I had been wanting to post this thread for some time (it was, in fact, the thread I lost when I posted this question in the support forum) but had held off on it since I wasn't sure how to spin it.

I really enjoy his in-person displays, and while I met this guy at a flea market, in actuality he goes all over the place and hocks his wares wherever he can. This is a photo of him at the San Antonio Riverwalk selling Spanish copies of his "I'm Only a Kid" poem:


I should also point out that Rick did not rent his space at Traders Village, he just showed up with a stool and his little tripod thing. This is why he was sitting outside of someone else's closed store instead of sitting at his own booth or walk-in bodega. In the photo I posted in the OP that I had taken myself, he looks like he's sitting on the corner of a row of shops and probably just asked the person renting all those units if he could sit next to them. In case you are wondering, yes this is against the rules at that flea market, and it's the reason why he's never been in same place twice.

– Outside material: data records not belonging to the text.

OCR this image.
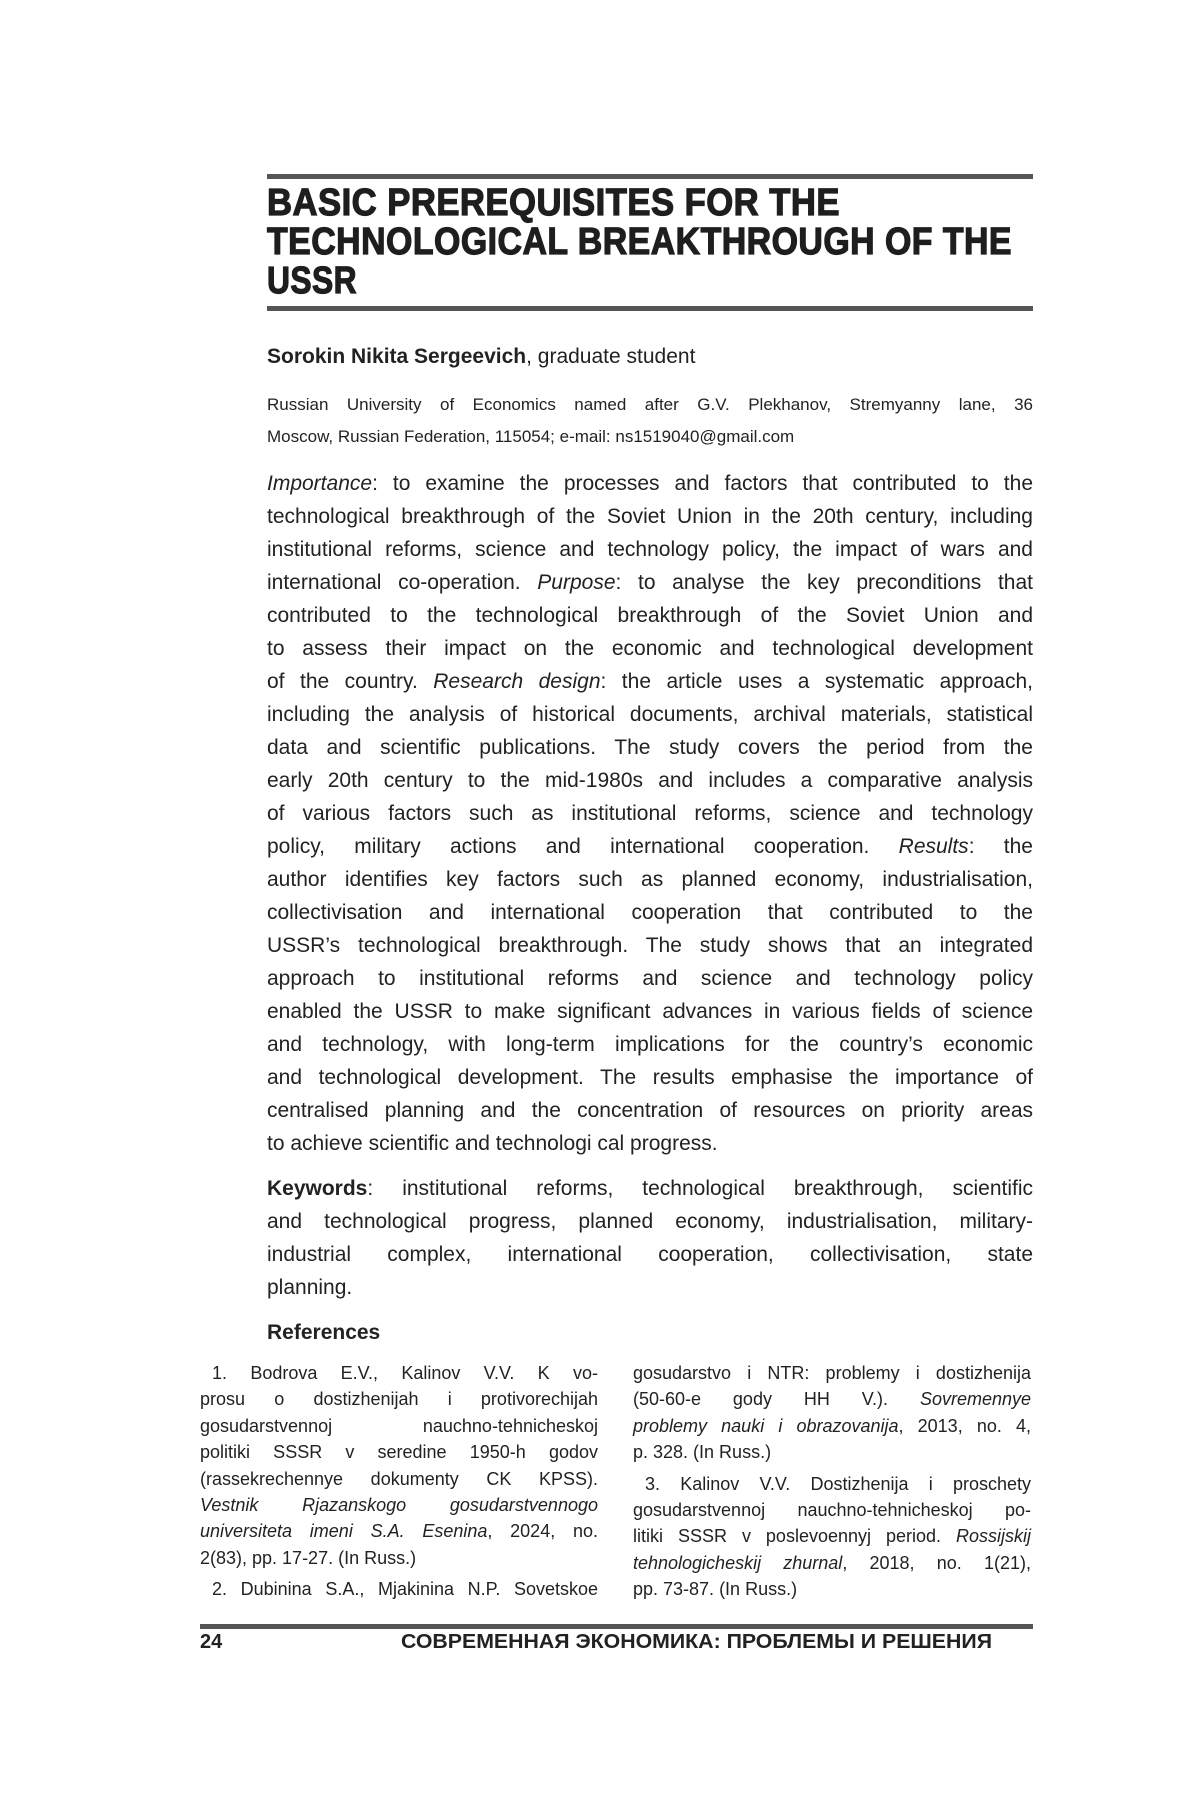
BASIC PREREQUISITES FOR THE
TECHNOLOGICAL BREAKTHROUGH OF THE
USSR
Sorokin Nikita Sergeevich, graduate student
Russian University of Economics named after G.V. Plekhanov, Stremyanny lane, 36
Moscow, Russian Federation, 115054; e-mail: ns1519040@gmail.com
Importance: to examine the processes and factors that contributed to the
technological breakthrough of the Soviet Union in the 20th century, including
institutional reforms, science and technology policy, the impact of wars and
international co-operation. Purpose: to analyse the key preconditions that
contributed to the technological breakthrough of the Soviet Union and
to assess their impact on the economic and technological development
of the country. Research design: the article uses a systematic approach,
including the analysis of historical documents, archival materials, statistical
data and scientific publications. The study covers the period from the
early 20th century to the mid-1980s and includes a comparative analysis
of various factors such as institutional reforms, science and technology
policy, military actions and international cooperation. Results: the
author identifies key factors such as planned economy, industrialisation,
collectivisation and international cooperation that contributed to the
USSR’s technological breakthrough. The study shows that an integrated
approach to institutional reforms and science and technology policy
enabled the USSR to make significant advances in various fields of science
and technology, with long-term implications for the country’s economic
and technological development. The results emphasise the importance of
centralised planning and the concentration of resources on priority areas
to achieve scientific and technologi cal progress.
Keywords: institutional reforms, technological breakthrough, scientific
and technological progress, planned economy, industrialisation, military-
industrial complex, international cooperation, collectivisation, state
planning.
References
1. Bodrova E.V., Kalinov V.V. K vo-
prosu o dostizhenijah i protivorechijah
gosudarstvennoj nauchno-tehnicheskoj
politiki SSSR v seredine 1950-h godov
(rassekrechennye dokumenty CK KPSS).
Vestnik Rjazanskogo gosudarstvennogo
universiteta imeni S.A. Esenina, 2024, no.
2(83), pp. 17-27. (In Russ.)
2. Dubinina S.A., Mjakinina N.P. Sovetskoe
gosudarstvo i NTR: problemy i dostizhenija
(50-60-e gody HH V.). Sovremennye
problemy nauki i obrazovanija, 2013, no. 4,
p. 328. (In Russ.)
3. Kalinov V.V. Dostizhenija i proschety
gosudarstvennoj nauchno-tehnicheskoj po-
litiki SSSR v poslevoennyj period. Rossijskij
tehnologicheskij zhurnal, 2018, no. 1(21),
pp. 73-87. (In Russ.)
24	СОВРЕМЕННАЯ ЭКОНОМИКА: ПРОБЛЕМЫ И РЕШЕНИЯ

I think what really draws me to Rick is how much of a hoarder he is of just old and unrelated paraphernalia and ephemera. For example, on this page of this website he includes a scan of a rejection letter he received after sending his poetry to Hank Williams Jr Enterprises, the company and label behind the singer of the same name. Dude fuckin sends in his creeper poems and tries to get Hank to record them; the language in the rejection letter is such a polite and bewildered dismissal that Rick doesn't even notice that they use the terms "are of no use to us" and "was very amused". Why include these things in your "online resume"? Why?

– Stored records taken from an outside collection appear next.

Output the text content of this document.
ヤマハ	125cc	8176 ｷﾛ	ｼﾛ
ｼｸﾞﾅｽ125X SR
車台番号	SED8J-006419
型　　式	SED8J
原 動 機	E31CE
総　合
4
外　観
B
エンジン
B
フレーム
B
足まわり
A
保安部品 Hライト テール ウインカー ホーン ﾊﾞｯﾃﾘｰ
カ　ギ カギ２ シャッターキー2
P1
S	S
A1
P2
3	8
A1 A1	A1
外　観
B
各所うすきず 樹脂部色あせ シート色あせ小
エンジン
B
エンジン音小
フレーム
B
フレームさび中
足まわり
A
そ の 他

This is the kind of shit you tell a seven year old.​

As a hobbyist writer it drives me mental that he continuously uses the word "rime" instead of "rhyme", which is a completely different word. For example, check his chicken stratch handwriting in the Hank Williams letter. Also, the 11th line from the bottom in this song about Jesus uses "rime" as well.

I underwrote it a bit in my OP, but he's big into Christ. Section VII of his website talks about his qualifications and theories as a "Christian teacher and prophet", citing his AIDS poem as the primary source of his authority on the matter. Good thing we got the password to that. :ween: Also of note is he's one of "those people" who think the burden of proof for the case of evolution has not been met by science. God wins by default because he said so, no proof needed. :story:

He's also been in trouble with the law sporadically, as according to this document on his website he was arrested/fined for selling poetry across from The Alamo. There is a second page regarding peddling as well. (Also, San Antonio has more than one paper. If he's dicking around downtown where The Alamo is then this dumbass has had to have run into a kiosk with SA Current, the popular "alternative" newspaper.)


Rick also apparently has a :tugboat: as he has a placeholder page for a poem he is threatening to write if Obama takes away any more of his Social Security payments. Why is he getting SSI though, if he's a millionaire 500,000 copy selling poet? Is it because, call me crazy here, Rick is possibly full of shit?!

Speaking of "full of shit", this auctioneer certification document lists his name as, and I shit you not, "Col. R. L. Wagner, III". We better get our STOLEN VOLAR expert Len Shaner on the case here.

Finally, there is one other password-locked page I've found on his website. I can't seem to figure it out, but it's the link next to section IX.E on his website ("Occupational"): http://rlwagner.com/occupation.php

edit: According to the Wayback Machine, there have been substantial updates to the content and links at the bottom of the page: https://web.archive.org/web/20141218045502/http://rlwagner.com/

I knew something was missing, as the Political and "People Financially Abusing Me" sections both seemed a lot smaller.